The Yanmar is one of the best tractor engines out there; I doubt it will be a problem unless it has been abused. You should be able to get around 4,000 hours of use out of the engine if properly cared for, perhaps even more. 

Check the transmission to see how it shifts. Can you get it to go into gear without grinding? If not, this could indicate a stuck or improperly operating clutch. 

Normally most folks keep their machines under cover or shed and the paint, seat, and gauges look good. If not, expect problems from these areas in later life. 

Hopefully you know your friend pretty well and already have a good idea of how well he has taken care of the machine. 

The 770 is fairly close in approx. abiltiy and hp to the current Deere 790. The 790 is a pretty much bullet proof design and has many happy customers. I would think the 770 would deliver similar results. 

Hope this was not TMI and helps out with some questions.


----------



## Tim Barstow (Jun 24, 2006)

*John Deere 770*

Thanks for the information. I know this fellow very well. He has owned the tractor since new and has always kept it and the implements in a barn at his summer place. He is just not getting enough use out of the equipment and has other machinery-skidsteer,etc.

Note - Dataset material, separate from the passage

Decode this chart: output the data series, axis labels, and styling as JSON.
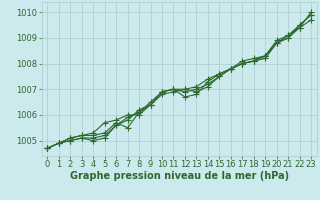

He is looking on the net to set a price and is going to get back to me. Thanks again for all of your valuable assistance.
Tim


----------



## Live Oak (Dec 22, 2003)

Here are some 770 listings for sale. Just remember that the dealer's price is marked up between 20 to 35% when sold off the dealer lot. Not so when you purchase from a private seller. Anyhow, just wanted to give you an idea of price ranges.

John Deere 770's For Sale


----------



## Tim Barstow (Jun 24, 2006)

Thanks again Chief for the additional information. I am waiting for my friend to get back to me after the holiday weekend.
Tim


----------



## Archdean (Jul 15, 2004)

Just a note of information about dealer markup (normally about 12 to 20%)!! Most sellers arrive at their asked for selling price by visiting dealers lots!! There by arriving at a figure based on a false pretense!! I'll explain!
1. A private seller generally has no other reference point.
2. He does not have to warrant anything for any period of any time!
3. He pays no expense to fix anything that might be a-miss, I.E. replace battery, tune engine/ replace filters/change oil /hyd fluid/nor adjust anything else!!

While a friend can and often does offer a terrific deal: BUT if he is asking the same or greater than a dealer for a similar like product , my advice is go with the dealer, you have a leg up providing you get all promised in writing!! On the contrary many friendships have landed upon the ash heap of disaster over great deals!!

Let's be fair here ( a dealer has every legitimate right to refuse your request to have a private party deal (gone back wards) I.E. refuse to repair your machine/ and or perform any maintenance work)!!

Use your best judgment and your mileage may vary!! Best of luck what ever you decide to do!!


----------